May 03, 2005

Busy

So many religions in a country has one great advantage; holidays. Friday was Good Friday for the Orthodox Christians, so no work. I went to the Beqaa Valley, because the newspaper wanted to know whether the Syrians have really gone. Well, they have, it seems. Read all about it at http://www.trouw.com/nieuwsenachtergronden/artikelen/1115011607770.html.

Saturday we celebrated Queens day in Beirut. There were some fun and games organized for the kids.

Sunday I went with Cecile and Yasmine to a place after Bois de Boulogne, which is a Christian summer resort above Beirut, somewhere in the mountains near Khenshara, if anyone knows where that is. I don’t. Anyway, we picnicked in a field where there were cisterns hewn out in sold rock. We found five altogether. There was also some sort of basin built which collected water. Yasmine is an archeologist, and she figured this must have been from the Byzantine period, which would be Pre-Crusader. It is very interesting to go on trips like this with an archeologists; you get inside information.

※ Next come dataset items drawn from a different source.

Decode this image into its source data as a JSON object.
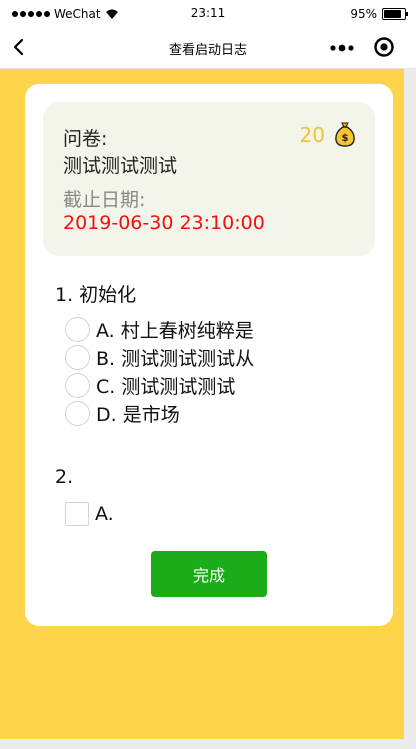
{
  "status_bar": {
    "carrier": "WeChat",
    "time": "23:11",
    "battery": "95%",
    "battery_level": 0.95
  },
  "nav": {
    "title": "查看启动日志",
    "back_icon": "chevron-left-icon",
    "more_icon": "more-dots-icon",
    "target_icon": "target-icon"
  },
  "info": {
    "survey_label": "问卷:",
    "survey_name": "测试测试测试",
    "points": "20",
    "coin_icon": "money-bag-icon",
    "deadline_label": "截止日期:",
    "deadline_value": "2019-06-30 23:10:00"
  },
  "questions": [
    {
      "title": "1. 初始化",
      "type": "radio",
      "options": [
        "A. 村上春树纯粹是",
        "B. 测试测试测试从",
        "C. 测试测试测试",
        "D. 是市场"
      ]
    },
    {
      "title": "2.",
      "type": "checkbox",
      "options": [
        "A."
      ]
    }
  ],
  "submit_label": "完成",
  "colors": {
    "background": "#fed54a",
    "points": "#f6c12f",
    "deadline": "#f01010",
    "button": "#1aad19"
  }
}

We used to have a geologist friend, Jim, and going on trips like this taught me all about the geology of Lebanon. I know now where all the faults lie, geological time periods, how fish fossil beds are formed, how you get small and big pebbles in a rock (composite rock, if I remember well), and how the Crusader castles were built with all kinds of different materials. Well, he left, is living in Saudi Arabia now. But Yasmine is also an interesting source of information. Now we need someone who can tell us about the fauna and flora.

Wildlife would be nice too, but I doubt there’s any wildlife left. Lebanon is a station for many birds on their way from Europe to Africa, and early spring you can see them going in the thousands and thousands. Storks are very impressive. In Holland one stork will make it into the newspaper. Here you see them in massive groups, very high. Sometimes they just circle around and around on a turbulence.

The kids (Adrian, Hana, Obi, Sarah-Lynne and Joseph) were all very excited about these cisterns, because they were full of tadpoles, and goat skulls. It seems this is an area where goatherds pass by frequently (and die), because we find up to 6 goat skulls, and 7 horns of rams.
Monday I went to the beach, didn’t do anything, and today, Tuesday, I am home, waiting for the gardener to empty my planter. It seems that the water tank up on the roof gets filled with well water in summer, which.. . .
Well, let me explain this first. In Beirut the government does not deliver water to your door as they do in Holland. The water runs like once or twice a week. In winter it is more often, in summer you can end up getting it one once a week. The janitors of the buildings here fill then all the water tanks on the roof, and we hope that the tanks do not empty before new water is delivered.

I remember in my old apartment in Eat-Beirut, I had to climb onto the roof myself and fill it with a hose. That tanks was all green and filled with algae. You shower with that, but you drink it as well. Well, some people do. Anyway, when the tank empties before new water comes, you either have to buy it from water sellers, who pass by with tanks (this was a very frequent sight during the war when the government wouldn’t provide water for months and months), or, if you are lucky, your building has a well. We are somewhat lucky; the building has a well, and somewhat unlucky; the well is brackish, as we are very close to the sea, and due to Beirut’s consumption, the water level is dropping and dropping.

Anyway, brackish water is what you end up with in summer, which eats right through all your appliances such as laundry machines and dishwashers. But it also kills all your plants. So a couple of summers ago it was very dry, government didn’t provide any water, and I watered my plants with basically salty water. The soil needs to be replaced now, and they come to do that today. 2.5 cubic meters of it.

These days it isn’t as easy as it used to be to get day workers, since all the Syrians have gone. Or most of them. They are worried about getting lynched. I haven’t seen anything of the sort, but I have read incidents where Syrians would get lynched by a crowd, specially in the Southern suburbs. Funny though, because that’s Shiite territory, and they tend to support the Syrians. Or at least Hezbollah does. Syrian newspapers say more than 35 have been lunched since February 14, when Hariri got blown up (by the Syrians, I might add). Pretty sick. Walid thinks it is an excellent thing that all the Syrians should leave, but he ignores the fact that his staff both at the gas station as well as the beach are mainly Syrian. Oh well.